Для исследования биологических образцов клеток зачастую необходимо адгезировать их на поверхности посуды для культивирования клеток, а затем производить заливку в полимерную среду.
Однако в этом случае для каждой задачи необходимо подбирать посуду, которая не будет разрушаться от воздействия дегидратирующих агентов, но в то же время будет позволять осуществление всех необходимых манипуляций при культивировании и заливке в полимерную среду, а также позволять отделение залитого образца от поверхности посуды без возможности его повреждений.
Это приводит к многостадийности процесса получения биологического образца, что может привести к гибели клеток в составе биологического образца или образованию артефактов в ходе заливки в полимерную среду и получению недостоверных данных в ходе анализа.
Техническая проблема заключается в необходимости создания универсальной и механически прочной подложки для заливки биологических образцов в полимерную среду, которая может обеспечивать как правильное позиционирование биологических образцов в процессе заливки, так и адгезию биологических образцов и структур в их составе.
Технический результат, достигаемый при осуществлении изобретения, заключается в
- сокращении времени получения биологического образца для исследований методом СЗНТ за счет сокращения манипуляций путем использования оригинальной подложки при заливке биологических образцов в полимерную среду;
- сохранении целостности и структуры биологического образца за счет обеспечения его адгезии в процессе заливки в полимерную среду путем использования оригинальной подложки, обладающей необходимым запасом механической прочности;
- обеспечении достаточного уровня биосовместимости подложки для получения образцов клеток млекопитающего за счет возможности культивирования клеток на подложке.

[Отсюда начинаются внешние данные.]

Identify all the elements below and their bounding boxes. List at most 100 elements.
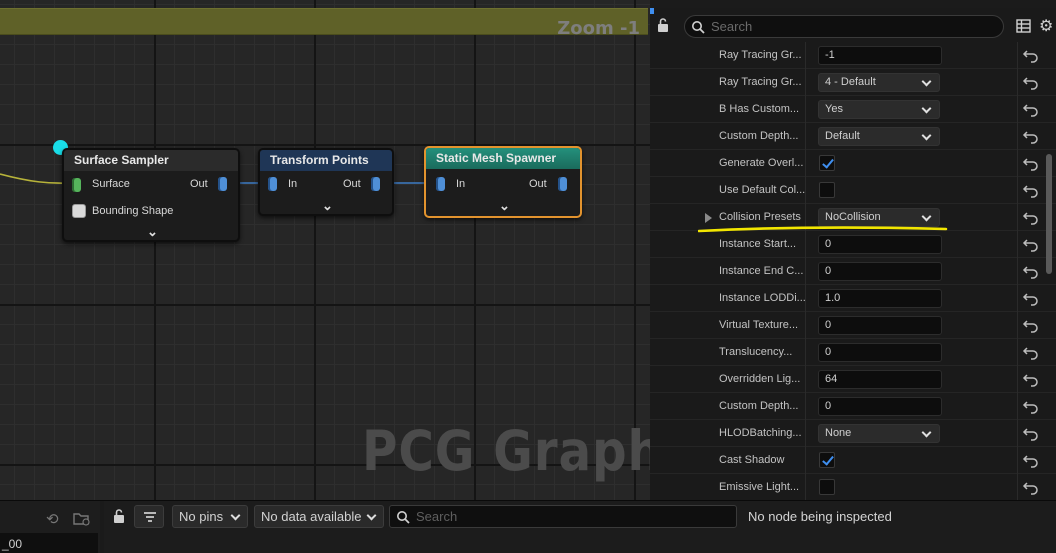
column-divider xyxy=(1017,231,1018,258)
column-divider xyxy=(805,339,806,366)
property-value-dropdown[interactable]: Yes xyxy=(818,100,940,119)
input-pin[interactable] xyxy=(436,177,445,191)
lock-icon[interactable] xyxy=(656,18,670,32)
reset-to-default-icon[interactable] xyxy=(1022,290,1040,306)
reset-to-default-icon[interactable] xyxy=(1022,263,1040,279)
output-pin[interactable] xyxy=(558,177,567,191)
property-value-dropdown[interactable]: 4 - Default xyxy=(818,73,940,92)
column-divider xyxy=(805,474,806,501)
pin-label-in: In xyxy=(288,178,298,190)
reset-to-default-icon[interactable] xyxy=(1022,452,1040,468)
column-divider xyxy=(1017,204,1018,231)
property-label: Instance End C... xyxy=(719,265,804,277)
property-label: Overridden Lig... xyxy=(719,373,801,385)
column-divider xyxy=(805,258,806,285)
node-transform-points[interactable]: Transform Points In Out ⌄ xyxy=(258,148,394,216)
browse-folder-icon[interactable] xyxy=(73,512,91,526)
table-view-icon[interactable] xyxy=(1016,19,1031,33)
column-divider xyxy=(1017,447,1018,474)
reset-to-default-icon[interactable] xyxy=(1022,236,1040,252)
node-static-mesh-spawner[interactable]: Static Mesh Spawner In Out ⌄ xyxy=(424,146,582,218)
reset-to-default-icon[interactable] xyxy=(1022,155,1040,171)
panel-tab-marker xyxy=(650,8,654,14)
property-row: Instance LODDi... 1.0 xyxy=(650,285,1056,312)
property-label: Generate Overl... xyxy=(719,157,804,169)
property-label: Emissive Light... xyxy=(719,481,800,493)
search-icon xyxy=(397,511,410,524)
reset-to-default-icon[interactable] xyxy=(1022,344,1040,360)
chevron-down-icon[interactable]: ⌄ xyxy=(147,224,158,240)
column-divider xyxy=(1017,123,1018,150)
property-row: Generate Overl... xyxy=(650,150,1056,177)
property-row: Virtual Texture... 0 xyxy=(650,312,1056,339)
column-divider xyxy=(805,285,806,312)
lock-icon[interactable] xyxy=(112,509,126,523)
details-search-input[interactable]: Search xyxy=(684,15,1004,38)
filter-button[interactable] xyxy=(134,505,164,528)
filter-icon xyxy=(144,512,156,522)
property-label: HLODBatching... xyxy=(719,427,802,439)
pins-filter-dropdown[interactable]: No pins xyxy=(172,505,248,528)
column-divider xyxy=(1017,474,1018,501)
property-checkbox[interactable] xyxy=(819,182,835,198)
property-label: Instance Start... xyxy=(719,238,797,250)
column-divider xyxy=(1017,339,1018,366)
column-divider xyxy=(805,312,806,339)
property-value-input[interactable]: 1.0 xyxy=(818,289,942,308)
details-scrollbar[interactable] xyxy=(1046,154,1052,274)
property-value-dropdown[interactable]: Default xyxy=(818,127,940,146)
reset-to-default-icon[interactable] xyxy=(1022,371,1040,387)
debug-toolbar: ⟲ _00 No pins No data available Search N… xyxy=(0,500,1056,553)
bounding-shape-pin-icon[interactable] xyxy=(72,204,86,218)
input-pin[interactable] xyxy=(268,177,277,191)
column-divider xyxy=(805,69,806,96)
property-value-input[interactable]: 0 xyxy=(818,343,942,362)
reset-to-default-icon[interactable] xyxy=(1022,74,1040,90)
property-checkbox[interactable] xyxy=(819,452,835,468)
node-surface-sampler[interactable]: Surface Sampler Surface Out Bounding Sha… xyxy=(62,148,240,242)
reset-to-default-icon[interactable] xyxy=(1022,209,1040,225)
surface-input-pin[interactable] xyxy=(72,178,81,192)
property-row: Use Default Col... xyxy=(650,177,1056,204)
property-value-input[interactable]: 0 xyxy=(818,235,942,254)
pin-label-surface: Surface xyxy=(92,178,130,190)
details-toolbar: Search ⚙ xyxy=(650,8,1056,42)
property-value-input[interactable]: 0 xyxy=(818,262,942,281)
output-pin[interactable] xyxy=(371,177,380,191)
reset-to-default-icon[interactable] xyxy=(1022,425,1040,441)
property-checkbox[interactable] xyxy=(819,155,835,171)
graph-canvas[interactable]: Zoom -1 Surface Sampler Surface Out Boun… xyxy=(0,0,650,500)
gear-icon[interactable]: ⚙ xyxy=(1039,16,1053,36)
inspect-search-input[interactable]: Search xyxy=(389,505,737,528)
output-pin[interactable] xyxy=(218,177,227,191)
reset-to-default-icon[interactable] xyxy=(1022,101,1040,117)
property-label: Ray Tracing Gr... xyxy=(719,76,802,88)
property-row: Translucency... 0 xyxy=(650,339,1056,366)
chevron-down-icon[interactable]: ⌄ xyxy=(499,198,510,214)
inspect-bar: No pins No data available Search No node… xyxy=(104,501,1056,553)
property-value-input[interactable]: 0 xyxy=(818,316,942,335)
expand-arrow-icon[interactable] xyxy=(705,213,712,223)
column-divider xyxy=(1017,420,1018,447)
reset-to-default-icon[interactable] xyxy=(1022,182,1040,198)
back-icon[interactable]: ⟲ xyxy=(46,510,59,528)
collision-presets-dropdown[interactable]: NoCollision xyxy=(818,208,940,227)
property-label: Use Default Col... xyxy=(719,184,806,196)
column-divider xyxy=(1017,69,1018,96)
reset-to-default-icon[interactable] xyxy=(1022,317,1040,333)
property-value-input[interactable]: -1 xyxy=(818,46,942,65)
reset-to-default-icon[interactable] xyxy=(1022,479,1040,495)
property-checkbox[interactable] xyxy=(819,479,835,495)
reset-to-default-icon[interactable] xyxy=(1022,398,1040,414)
reset-to-default-icon[interactable] xyxy=(1022,128,1040,144)
property-value-input[interactable]: 64 xyxy=(818,370,942,389)
chevron-down-icon[interactable]: ⌄ xyxy=(322,198,333,214)
property-value-dropdown[interactable]: None xyxy=(818,424,940,443)
data-filter-dropdown[interactable]: No data available xyxy=(254,505,384,528)
column-divider xyxy=(1017,150,1018,177)
reset-to-default-icon[interactable] xyxy=(1022,47,1040,63)
property-label: Custom Depth... xyxy=(719,400,799,412)
property-label: Custom Depth... xyxy=(719,130,799,142)
property-value-input[interactable]: 0 xyxy=(818,397,942,416)
column-divider xyxy=(805,177,806,204)
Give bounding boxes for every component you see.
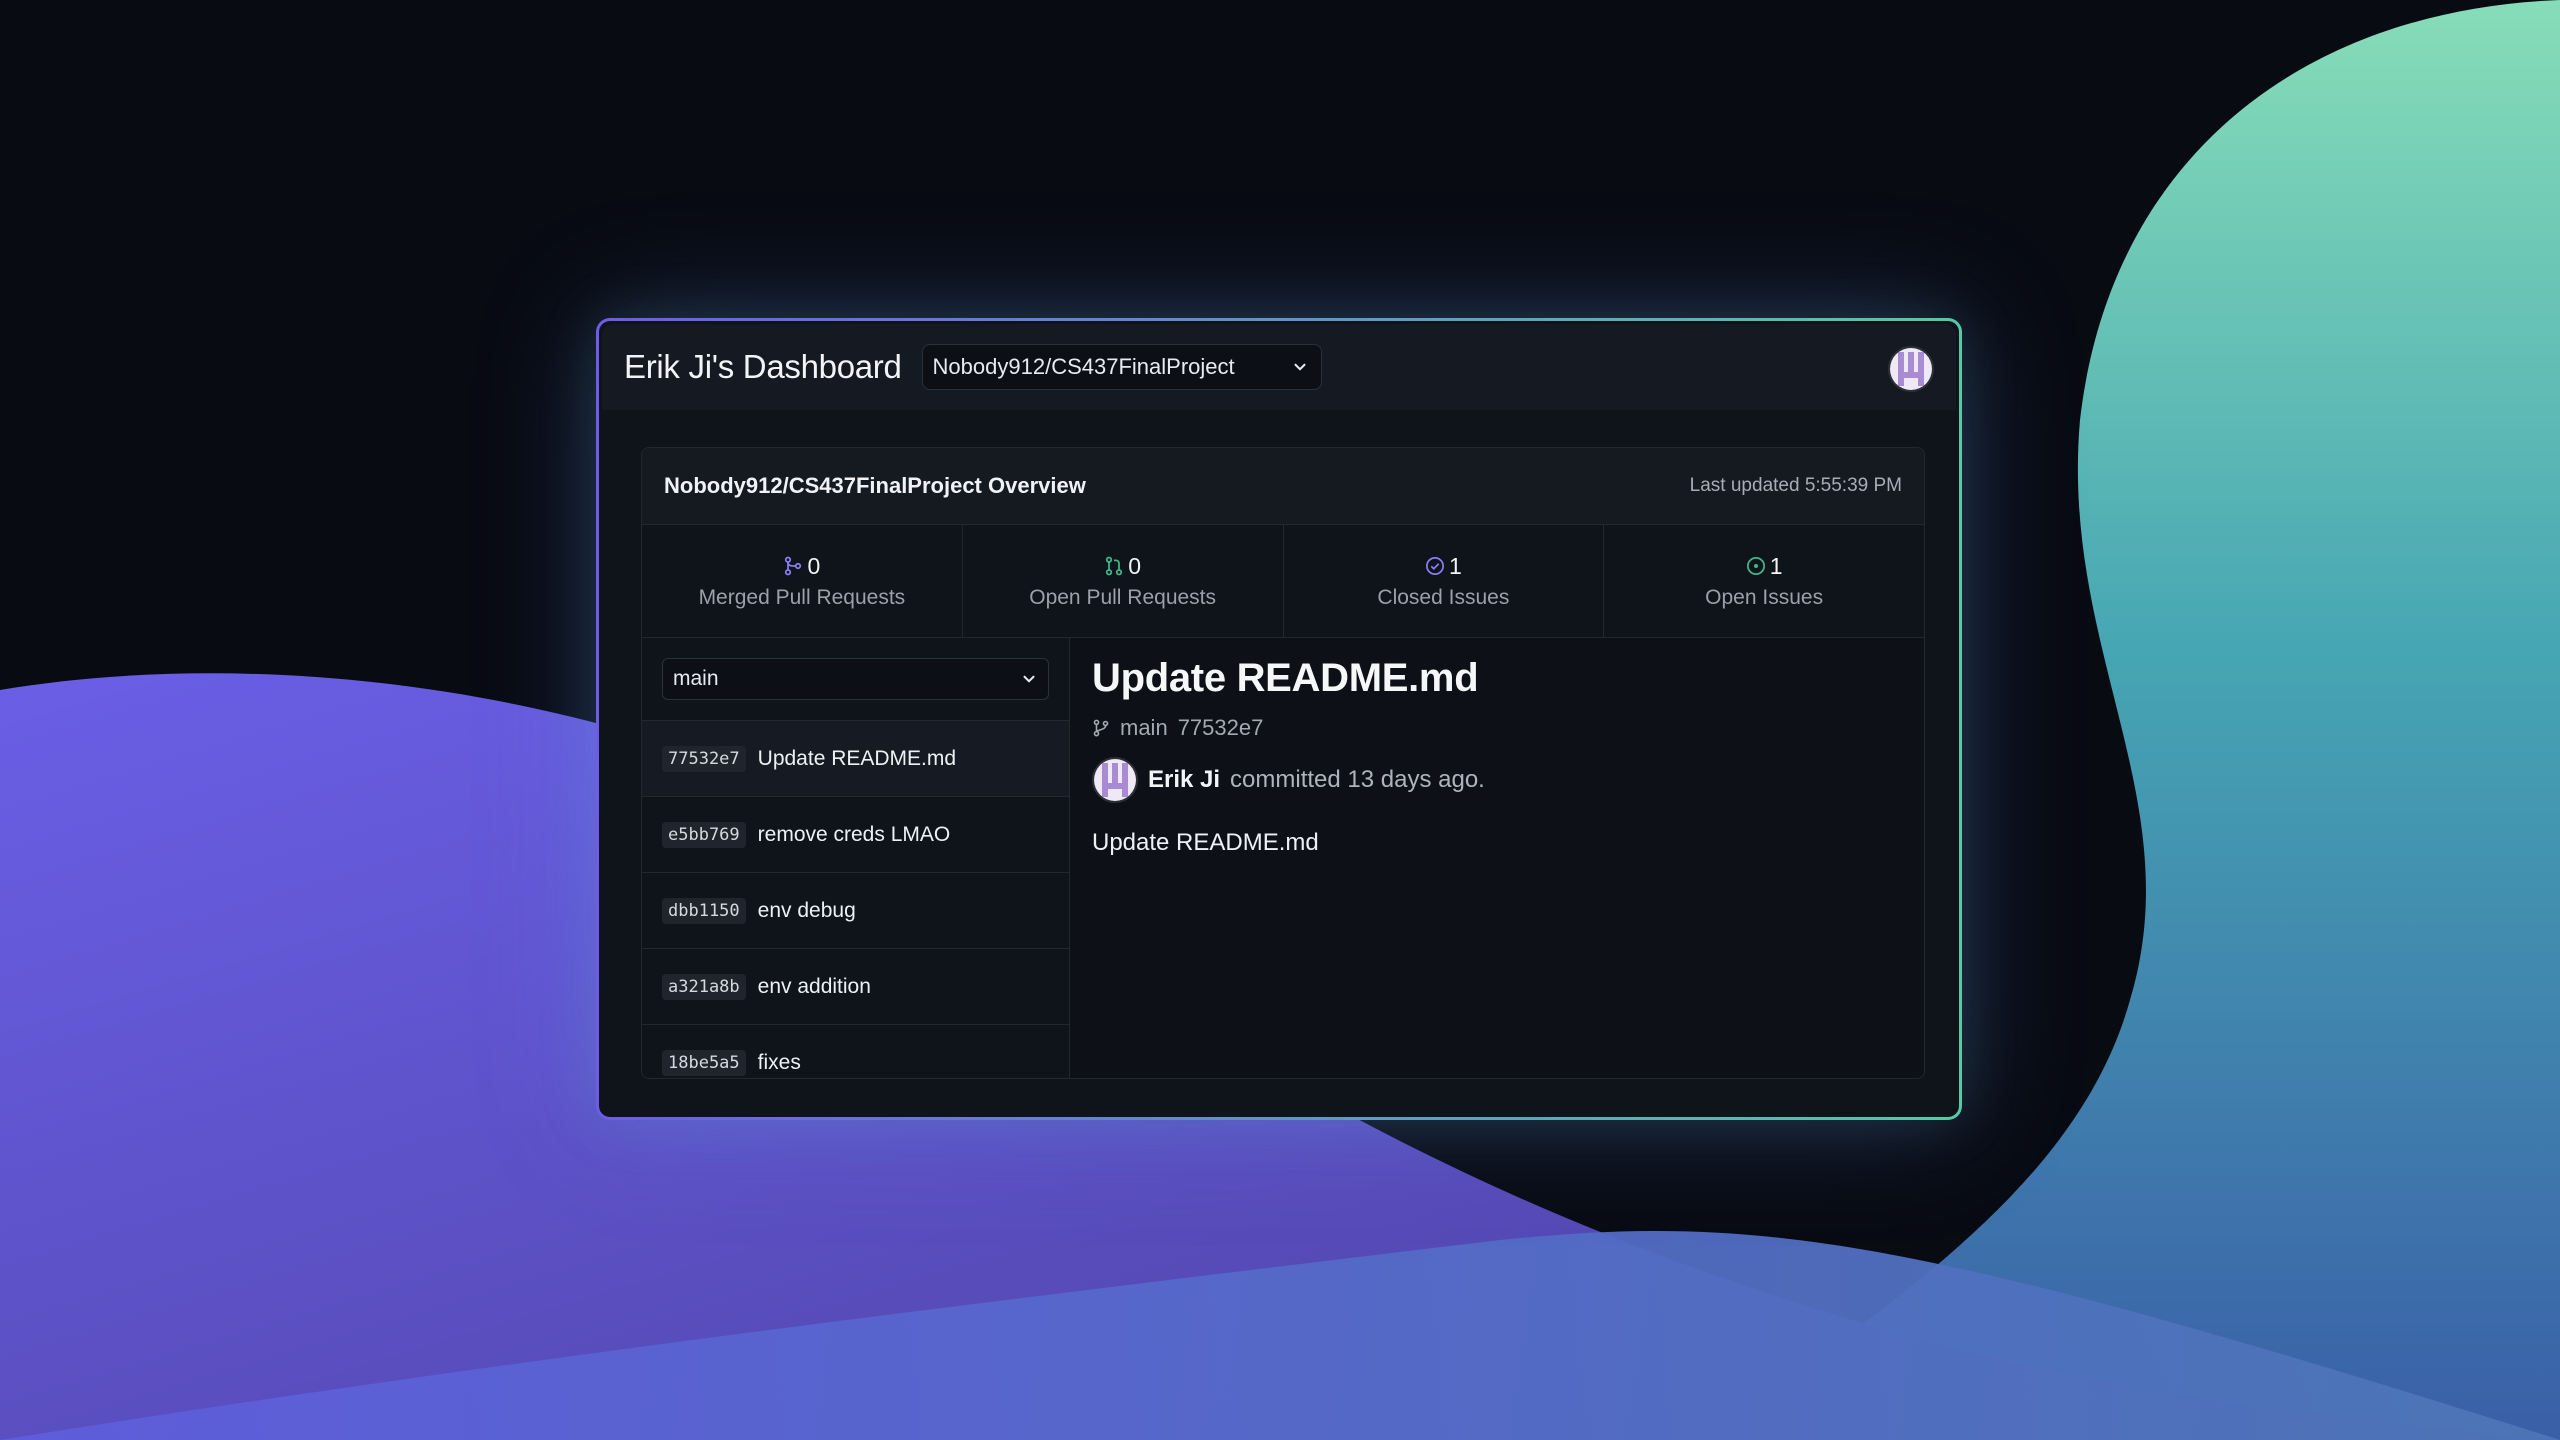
user-avatar[interactable] [1888, 346, 1934, 392]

Сущность изобретения заключается в следующем.
Заливку биологического образца в полимерную среду проводят на подложке в виде пленки из фиброина шелка тутового шелкопряда Bombyx mori толщиной 1-100 мкм, содержащей 5-100% фиброина шелка по массе.
Существует вариант, в котором пленка из фиброина шелка дополнительно содержит добавку в количестве до 95% по массе.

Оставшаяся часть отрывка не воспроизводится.